August 6th, 2007 by lulf

The last couple of weeks I’ve tested and done bugfixing and cleanup of gvinum code. I refactored some parts to make the code belong where it seems logical. I also implemented growing for striped plexes, but that was quite easy since I could reuse most of the code for growing RAID-5 plexes. Unfortunately I was sick for a week and unable to work.

What remains now is to do more testing (can’t get enough), and write and update documenatation on gvinum. I have updated patches for gvinum at http://folk.ntnu.no/lulf/patches/freebsd/gvinum for both RELENG_6 and CURRENT. I appreciate reports from brave users who tries it out, even if it works :)

Also, I created a new perforce-branch called gvinum_cache.
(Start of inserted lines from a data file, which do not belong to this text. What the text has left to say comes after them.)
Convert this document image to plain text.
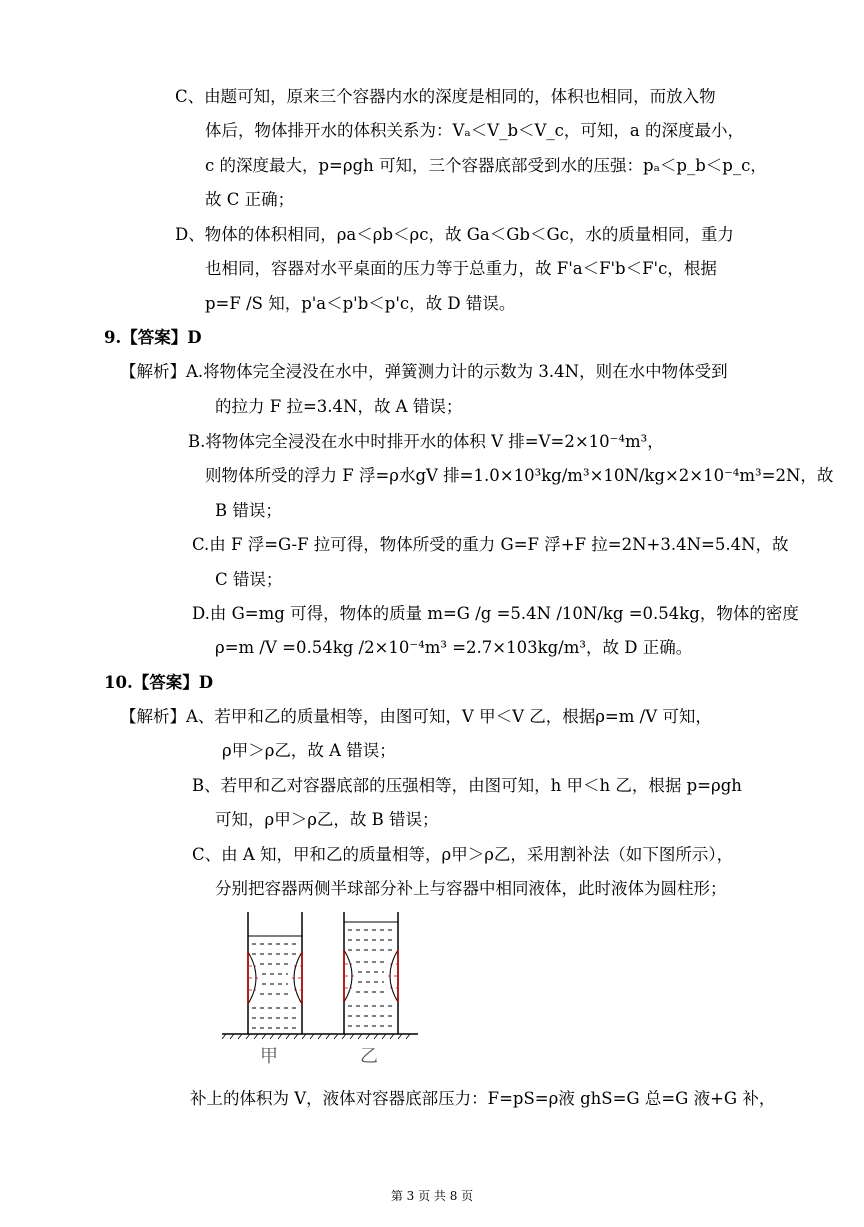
C、由题可知，原来三个容器内水的深度是相同的，体积也相同，而放入物
体后，物体排开水的体积关系为：Vₐ＜V_b＜V_c，可知，a 的深度最小，
c 的深度最大，p=ρgh 可知，三个容器底部受到水的压强：pₐ＜p_b＜p_c，
故 C 正确；
D、物体的体积相同，ρa＜ρb＜ρc，故 Ga＜Gb＜Gc，水的质量相同，重力
也相同，容器对水平桌面的压力等于总重力，故 F'a＜F'b＜F'c，根据
p=F /S 知，p'a＜p'b＜p'c，故 D 错误。
9.【答案】D
【解析】A.将物体完全浸没在水中，弹簧测力计的示数为 3.4N，则在水中物体受到
的拉力 F 拉=3.4N，故 A 错误；
B.将物体完全浸没在水中时排开水的体积 V 排=V=2×10⁻⁴m³，
则物体所受的浮力 F 浮=ρ水gV 排=1.0×10³kg/m³×10N/kg×2×10⁻⁴m³=2N，故
B 错误；
C.由 F 浮=G-F 拉可得，物体所受的重力 G=F 浮+F 拉=2N+3.4N=5.4N，故
C 错误；
D.由 G=mg 可得，物体的质量 m=G /g =5.4N /10N/kg =0.54kg，物体的密度
ρ=m /V =0.54kg /2×10⁻⁴m³ =2.7×103kg/m³，故 D 正确。
10.【答案】D
【解析】A、若甲和乙的质量相等，由图可知，V 甲＜V 乙，根据ρ=m /V 可知，
ρ甲＞ρ乙，故 A 错误；
B、若甲和乙对容器底部的压强相等，由图可知，h 甲＜h 乙，根据 p=ρgh
可知，ρ甲＞ρ乙，故 B 错误；
C、由 A 知，甲和乙的质量相等，ρ甲＞ρ乙，采用割补法（如下图所示），
分别把容器两侧半球部分补上与容器中相同液体，此时液体为圆柱形；
甲	乙
补上的体积为 V，液体对容器底部压力：F=pS=ρ液 ghS=G 总=G 液+G 补，
第 3 页 共 8 页
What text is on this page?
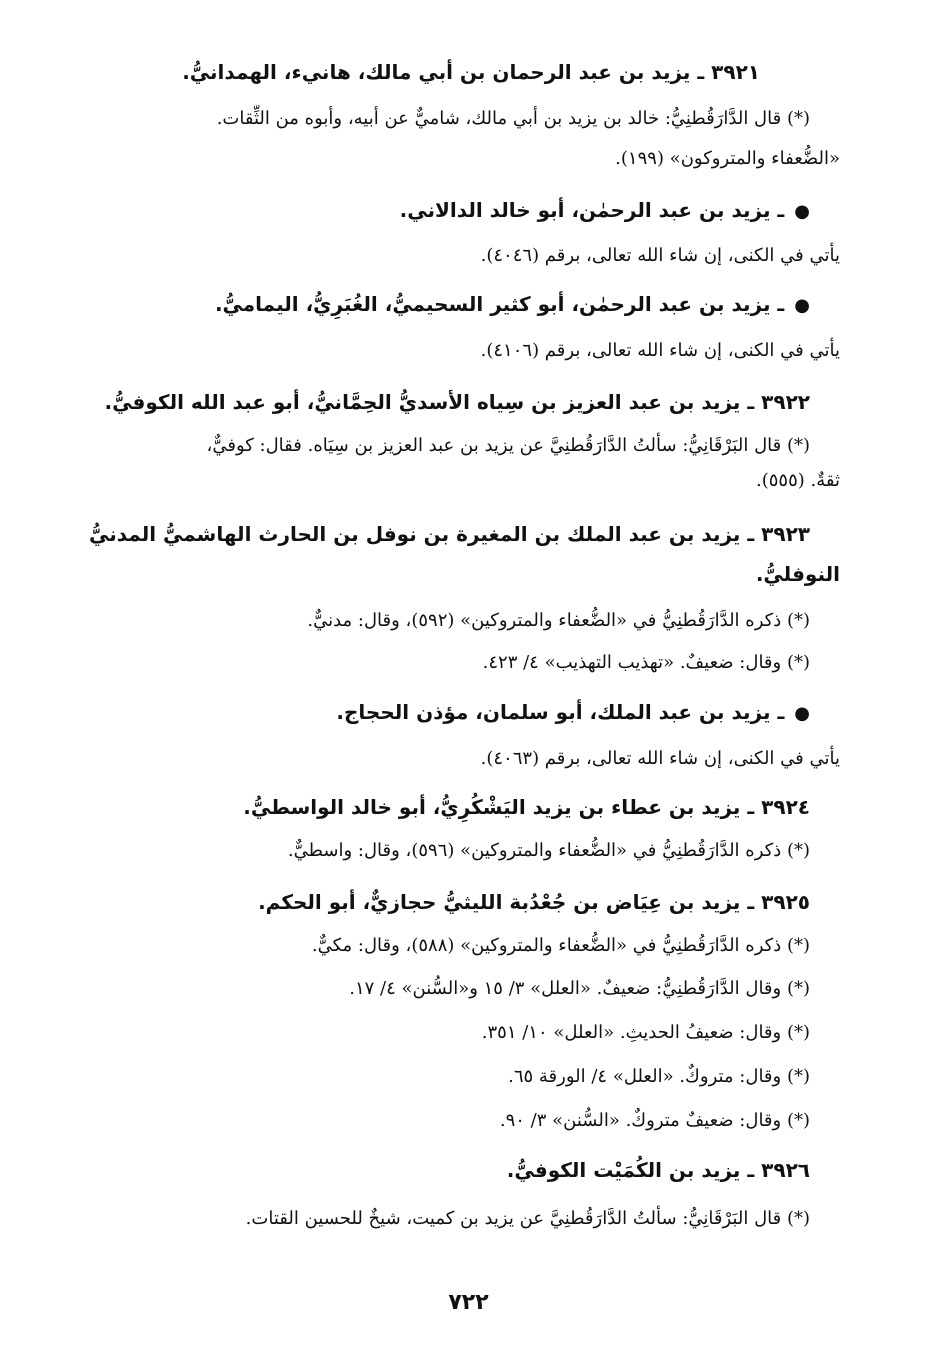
٣٩٢١ ـ يزيد بن عبد الرحمان بن أبي مالك، هانيء، الهمدانيُّ.
(*) قال الدَّارَقُطنِيُّ: خالد بن يزيد بن أبي مالك، شاميٌّ عن أبيه، وأبوه من الثِّقات.
«الضُّعفاء والمتروكون» (١٩٩).
●ـ يزيد بن عبد الرحمٰن، أبو خالد الدالاني.
يأتي في الكنى، إن شاء الله تعالى، برقم (٤٠٤٦).
●ـ يزيد بن عبد الرحمٰن، أبو كثير السحيميُّ، الغُبَرِيُّ، اليماميُّ.
يأتي في الكنى، إن شاء الله تعالى، برقم (٤١٠٦).
٣٩٢٢ ـ يزيد بن عبد العزيز بن سِياه الأسديُّ الحِمَّانيُّ، أبو عبد الله الكوفيُّ.
(*) قال البَرْقَانِيُّ: سألتُ الدَّارَقُطنِيَّ عن يزيد بن عبد العزيز بن سِيَاه. فقال: كوفيٌّ،
ثقةٌ. (٥٥٥).
٣٩٢٣ ـ يزيد بن عبد الملك بن المغيرة بن نوفل بن الحارث الهاشميُّ المدنيُّ
النوفليُّ.
(*) ذكره الدَّارَقُطنِيُّ في «الضُّعفاء والمتروكين» (٥٩٢)، وقال: مدنيٌّ.
(*) وقال: ضعيفٌ. «تهذيب التهذيب» ٤/ ٤٢٣.
●ـ يزيد بن عبد الملك، أبو سلمان، مؤذن الحجاج.
يأتي في الكنى، إن شاء الله تعالى، برقم (٤٠٦٣).
٣٩٢٤ ـ يزيد بن عطاء بن يزيد اليَشْكُرِيُّ، أبو خالد الواسطيُّ.
(*) ذكره الدَّارَقُطنِيُّ في «الضُّعفاء والمتروكين» (٥٩٦)، وقال: واسطيٌّ.
٣٩٢٥ ـ يزيد بن عِيَاض بن جُعْدُبة الليثيُّ حجازيٌّ، أبو الحكم.
(*) ذكره الدَّارَقُطنِيُّ في «الضُّعفاء والمتروكين» (٥٨٨)، وقال: مكيٌّ.
(*) وقال الدَّارَقُطنِيُّ: ضعيفٌ. «العلل» ٣/ ١٥ و«السُّنن» ٤/ ١٧.
(*) وقال: ضعيفُ الحديثِ. «العلل» ١٠/ ٣٥١.
(*) وقال: متروكٌ. «العلل» ٤/ الورقة ٦٥.
(*) وقال: ضعيفٌ متروكٌ. «السُّنن» ٣/ ٩٠.
٣٩٢٦ ـ يزيد بن الكُمَيْت الكوفيُّ.
(*) قال البَرْقَانِيُّ: سألتُ الدَّارَقُطنِيَّ عن يزيد بن كميت، شيخٌ للحسين القتات.
٧٢٢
I’ve currently implemented a read/write-cache to check if this would give much speed-up for gvinum. It’s not very nice for reliability, but could be an option for those who want better performance. Anyway, I’ll update more on this later.

Growing up

July 17th, 2007 by lulf

Since last post I haven’t really done that much do gvinum, but a few things.

  • I added a few automated test-scripts to check if a volume behaves properly

  • Go through test-plan and make sure that gvinum passes the tests.

  • I’ve been thinking a lot on how to best implement growing RAID-5 plexes.

  • I’ve implemented growing of RAID-5 plexes.

Now, the first and second points are quite boring to do, but I had to do it. Now the last points were trickier, since I didn’t really know where I should start. Finally I decided the best way was to let the plex overwrite itself! A more detalied explanation can be found in the TODO of my perforce branch. I need to test the implementation a bit now. Other than that, I’ve been a bit lazy on my own work this week, and tried to help other students with reviews etc.

Bugathon-week

July 4th, 2007 by lulf

Since last post, there has been many small bugfixes to gvinum. After some debating with myself on how I should implement concat/stripe/mirror, I think I got it pretty much right. The event system changed gvinum a lot, so I had to rewrite most of the code I already had on this.

I have done a lot of testing this week, and I made a test plan that I’m going to follow. Hopefully, I’ll also be able to create som automatic tests for this.

I’ve even been a good boy and updated the gvinum manpage! I added some examples to the manpage as well, so that it’s easier to get into gvinum for inexperienced users (not sure if we want gvinum to live even longer, but :) ).

A lot of small problems with weird states being set was also fixed, since this can be very confusing if you havent used gvinum much.

What I’d like to do next, is create a set of testscripts that I can use to test quickly and easily with. I also noticed that it would be nice to have a similar command like ‘mirror’ for RAID-5 volumes. This could be used like this: ‘gvinum raid5 <disk1> <disk2> <disk3>’. Other than that, I’ve started to think on how I’m going to implement raid-5 resizing and other goals in my proposal.

Bug-monster dying slowly

June 28th, 2007 by lulf

Finally, an update on what I’ve been doing since the last time. This time I have a lot of small changes that have been done:

  • Implement initialization of RAID5-Arrays. This basically writes zeros over everything and makes sure parity is correct.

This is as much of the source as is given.